# Data Science Academy / Week 3 Homework
# Titus Teodorescu

## Part 1: Parse the JSON file to a pandas dataframe

In [4]:
# load packages
import numpy as np
import pandas as pd
import json
from datetime import datetime
# load json file
with open('../data_for_week3/homework/week3_homework.json') as f:
    txt = json.load(f)
# create df with eventSequence data
df = pd.DataFrame(txt['gameLog'][0]['eventSequence'])
# add a column for sessionID 
df['sessionID']=[int(txt['gameLog'][0]['sessionID'])] * len(txt['gameLog'][0]['eventSequence'])
# add a column for teamID 
df['teamID']=[txt['gameLog'][0]['teamID']] * len(txt['gameLog'][0]['eventSequence'])
# set the type of selected columns to str
df[['eventName', 'eventBy', 'eventTo', 'eventResult', 'eventLocation', 'teamID']] = df[['eventName', 'eventBy', 'eventTo', 'eventResult', 'eventLocation', 'teamID']].astype("string")
# set the type of selected columns to datetime
df[['eventStartTime', 'eventEndTime']] = df[['eventStartTime', 'eventEndTime']].apply(pd.to_datetime)

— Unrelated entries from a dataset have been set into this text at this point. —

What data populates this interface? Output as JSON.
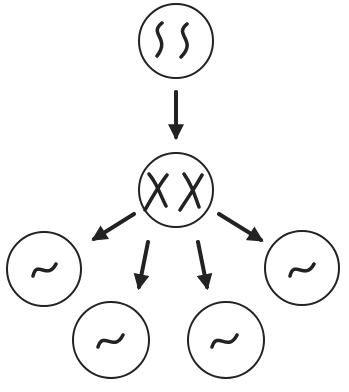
{
  "diagram": {
    "type": "meiosis",
    "text_labels": [],
    "cells": {
      "parent": {
        "label": "",
        "chromosomes": 2,
        "chromosome_form": "unreplicated"
      },
      "intermediate": {
        "label": "",
        "chromosomes": 2,
        "chromosome_form": "replicated-x"
      },
      "daughters": [
        {
          "label": "",
          "chromosomes": 1,
          "chromosome_form": "single"
        },
        {
          "label": "",
          "chromosomes": 1,
          "chromosome_form": "single"
        },
        {
          "label": "",
          "chromosomes": 1,
          "chromosome_form": "single"
        },
        {
          "label": "",
          "chromosomes": 1,
          "chromosome_form": "single"
        }
      ]
    },
    "arrows": [
      {
        "from": "parent",
        "to": "intermediate"
      },
      {
        "from": "intermediate",
        "to": "daughter-1"
      },
      {
        "from": "intermediate",
        "to": "daughter-2"
      },
      {
        "from": "intermediate",
        "to": "daughter-3"
      },
      {
        "from": "intermediate",
        "to": "daughter-4"
      }
    ],
    "colors": {
      "stroke": "#222222",
      "background": "#ffffff"
    }
  }
}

peak memory: 103.40 MiB, increment: 0.02 MiB


In [2]:
# show types of columns
df.dtypes

eventName                      string
eventStartTime    datetime64[ns, UTC]
eventEndTime      datetime64[ns, UTC]
eventBy                        string
eventTo                        string
eventResult                    string
eventLocation                  string
eventExtData                   object
sessionID                       int64
teamID                         string
dtype: object

In [3]:
# display the first 5 rows
df[:5]

Unnamed: 0,eventName,eventStartTime,eventEndTime,eventBy,eventTo,eventResult,eventLocation,eventExtData,sessionID,teamID
0,chat,2019-11-06 14:18:31+00:00,2019-11-06 14:18:31+00:00,jiangang,others,hi,slide1-step0,{},7369,hao_jiangang
1,question,2019-11-06 14:18:42+00:00,2019-11-06 14:18:42+00:00,jiangang,cbal-1-0,1,slide2-step0,{},7369,hao_jiangang
2,question,2019-11-06 14:18:42+00:00,2019-11-06 14:18:42+00:00,jiangang,cbal-1-1,dfsa,slide2-step0,{},7369,hao_jiangang
3,chat,2019-11-06 14:18:44+00:00,2019-11-06 14:18:44+00:00,jiangang,others,ok,slide2-step0,{},7369,hao_jiangang
4,chat,2019-11-06 14:18:46+00:00,2019-11-06 14:18:46+00:00,jiangang,others,how are you,slide2-step0,{},7369,hao_jiangang


## Part 2: Convert the XML file to a pandas dataframe and save it as a csv file.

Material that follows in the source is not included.